1. Requirements for the issuer
Foundations in company law
The establishment, the articles of association or the deed of partnership of the issuer must comply with the national law to which the issuer is subject.
1 The issuer must have existed as a company for at least three years.
2 Exemptions, for young companies specifically, are laid down in a Directive.
Annual financial statements
The issuer must have produced annual financial statements that comply with the financial reporting standards applicable to the issuer for the three full financial years preceding the listing application.
1 By appointing auditors, the issuer fulfils the requirements set out in Arts. 7 and 8 of the Federal Act on the Admission and Oversight of Auditors (AOA).
2 The issuer must report any and all changes concerning its auditors immediately to SIX Exchange Regulation.
The auditors appointed in accordance with Art. 13 must state in their report whether or not the issuer's accounts have been drawn up in compliance with the applied financial reporting standard.

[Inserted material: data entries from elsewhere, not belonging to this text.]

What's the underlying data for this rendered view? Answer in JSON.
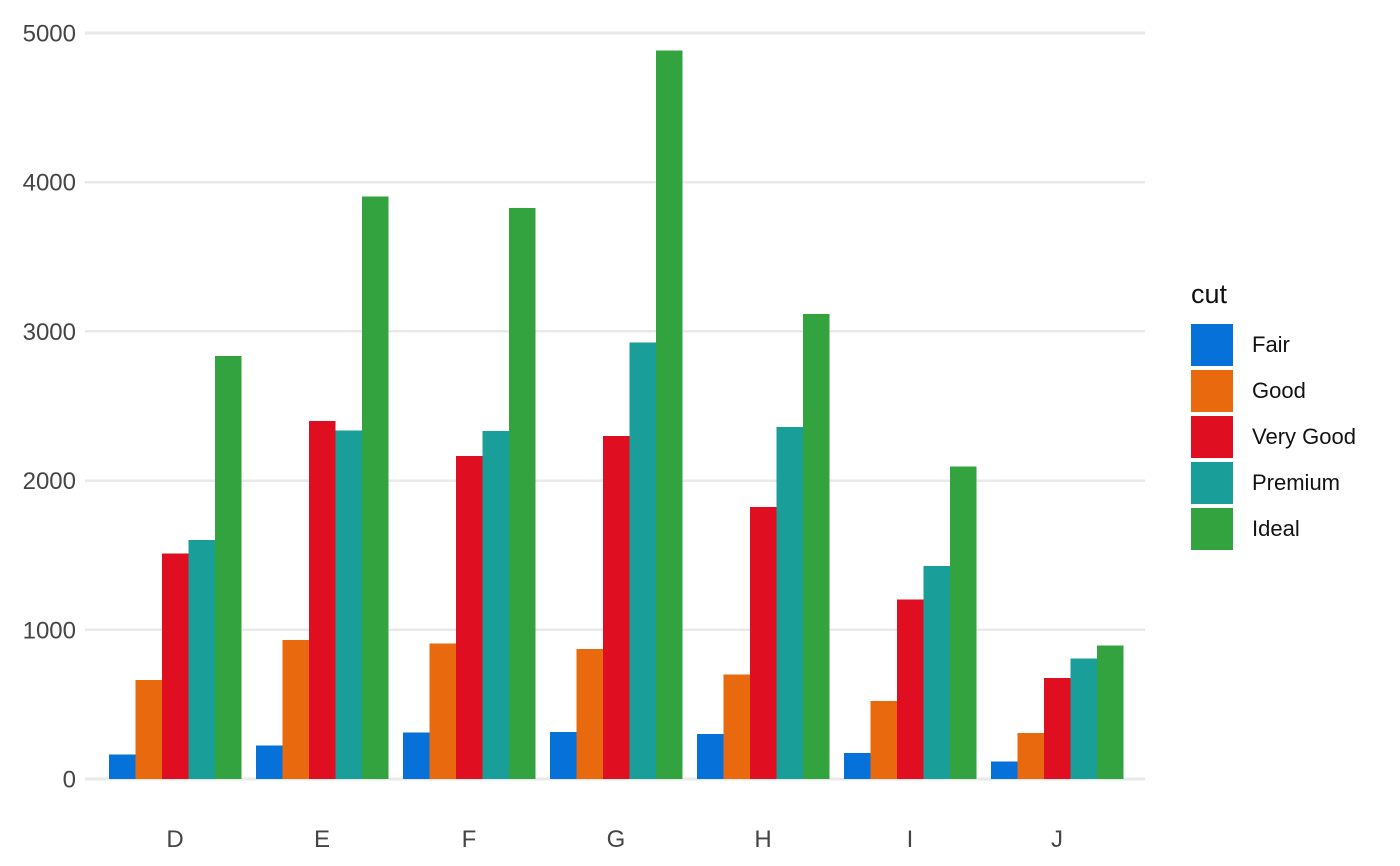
{
  "chart_data": {
    "type": "bar",
    "title": "",
    "xlabel": "",
    "ylabel": "",
    "legend_title": "cut",
    "legend_position": "right",
    "grid": "horizontal-only",
    "categories": [
      "D",
      "E",
      "F",
      "G",
      "H",
      "I",
      "J"
    ],
    "series": [
      {
        "name": "Fair",
        "color": "#0671d8",
        "values": [
          163,
          224,
          312,
          314,
          303,
          175,
          119
        ]
      },
      {
        "name": "Good",
        "color": "#e8690e",
        "values": [
          662,
          933,
          909,
          871,
          702,
          522,
          307
        ]
      },
      {
        "name": "Very Good",
        "color": "#e00e21",
        "values": [
          1513,
          2400,
          2164,
          2299,
          1824,
          1204,
          678
        ]
      },
      {
        "name": "Premium",
        "color": "#1a9e9a",
        "values": [
          1603,
          2337,
          2331,
          2924,
          2360,
          1428,
          808
        ]
      },
      {
        "name": "Ideal",
        "color": "#32a33e",
        "values": [
          2834,
          3903,
          3826,
          4884,
          3115,
          2093,
          896
        ]
      }
    ],
    "y_ticks": [
      0,
      1000,
      2000,
      3000,
      4000,
      5000
    ],
    "y_tick_labels": [
      "0",
      "1000",
      "2000",
      "3000",
      "4000",
      "5000"
    ],
    "ylim": [
      0,
      5150
    ]
  },
  "colors": {
    "background": "#ffffff",
    "gridline": "#e9e9e9",
    "axis_text": "#454545",
    "legend_text": "#121212"
  }
}
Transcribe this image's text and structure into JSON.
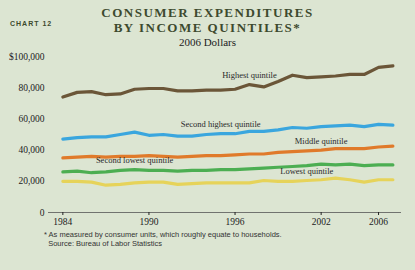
{
  "chart_data": {
    "type": "line",
    "chart_number": "CHART 12",
    "title": "CONSUMER EXPENDITURES BY INCOME QUINTILES*",
    "subtitle": "2006 Dollars",
    "footnote": "* As measured by consumer units, which roughly equate to households.",
    "source": "Source: Bureau of Labor Statistics",
    "x": [
      1984,
      1985,
      1986,
      1987,
      1988,
      1989,
      1990,
      1991,
      1992,
      1993,
      1994,
      1995,
      1996,
      1997,
      1998,
      1999,
      2000,
      2001,
      2002,
      2003,
      2004,
      2005,
      2006,
      2007
    ],
    "xlim": [
      1983,
      2007.6
    ],
    "xticks": [
      1984,
      1990,
      1996,
      2002,
      2006
    ],
    "ylim": [
      0,
      100000
    ],
    "yticks": [
      0,
      {
        "value": 20000,
        "label": "20,000"
      },
      {
        "value": 40000,
        "label": "40,000"
      },
      {
        "value": 60000,
        "label": "60,000"
      },
      {
        "value": 80000,
        "label": "80,000"
      },
      {
        "value": 100000,
        "label": "$100,000"
      }
    ],
    "grid": false,
    "series": [
      {
        "name": "Highest quintile",
        "color": "#6b5638",
        "values": [
          74000,
          77000,
          77500,
          75500,
          76000,
          79000,
          79500,
          79500,
          78000,
          78000,
          78500,
          78500,
          79000,
          82000,
          80500,
          84000,
          88000,
          86500,
          87000,
          87500,
          88500,
          88500,
          93000,
          94000
        ]
      },
      {
        "name": "Second highest quintile",
        "color": "#3aa6de",
        "values": [
          47000,
          48000,
          48500,
          48500,
          50000,
          51500,
          49500,
          50000,
          49000,
          49000,
          50000,
          50500,
          50500,
          52000,
          52000,
          53000,
          54500,
          54000,
          55000,
          55500,
          56000,
          55000,
          56500,
          56000
        ]
      },
      {
        "name": "Middle quintile",
        "color": "#e07a2a",
        "values": [
          35000,
          35500,
          36000,
          35500,
          36000,
          36000,
          36500,
          36000,
          35500,
          36000,
          36500,
          36500,
          37000,
          37500,
          37500,
          38500,
          39000,
          39500,
          40000,
          41000,
          41000,
          41000,
          42000,
          42500
        ]
      },
      {
        "name": "Second lowest quintile",
        "color": "#4cae52",
        "values": [
          26000,
          26500,
          25500,
          26000,
          27000,
          27500,
          27000,
          27000,
          26500,
          27000,
          27000,
          27500,
          27500,
          28000,
          28500,
          29000,
          29500,
          30000,
          31000,
          30500,
          31000,
          30000,
          30500,
          30500
        ]
      },
      {
        "name": "Lowest quintile",
        "color": "#e6d35a",
        "values": [
          20000,
          20000,
          19500,
          17500,
          18000,
          19000,
          19500,
          19500,
          18000,
          18500,
          19000,
          19000,
          19000,
          19000,
          20500,
          20000,
          20000,
          20500,
          21000,
          22000,
          21000,
          19500,
          21000,
          21000
        ]
      }
    ]
  }
}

1 On the first day of trading, the issuer's reported equity capital must be at least CHF 25 million, in accordance with the financial reporting standard used in the listing prospectus.
2 If the issuer is the parent company of a group, the above requirement refers to consolidated reported equity capital.
The Regulatory Board may determine further requirements for issuers where justified by the nature of the business or by the securities that are to be listed.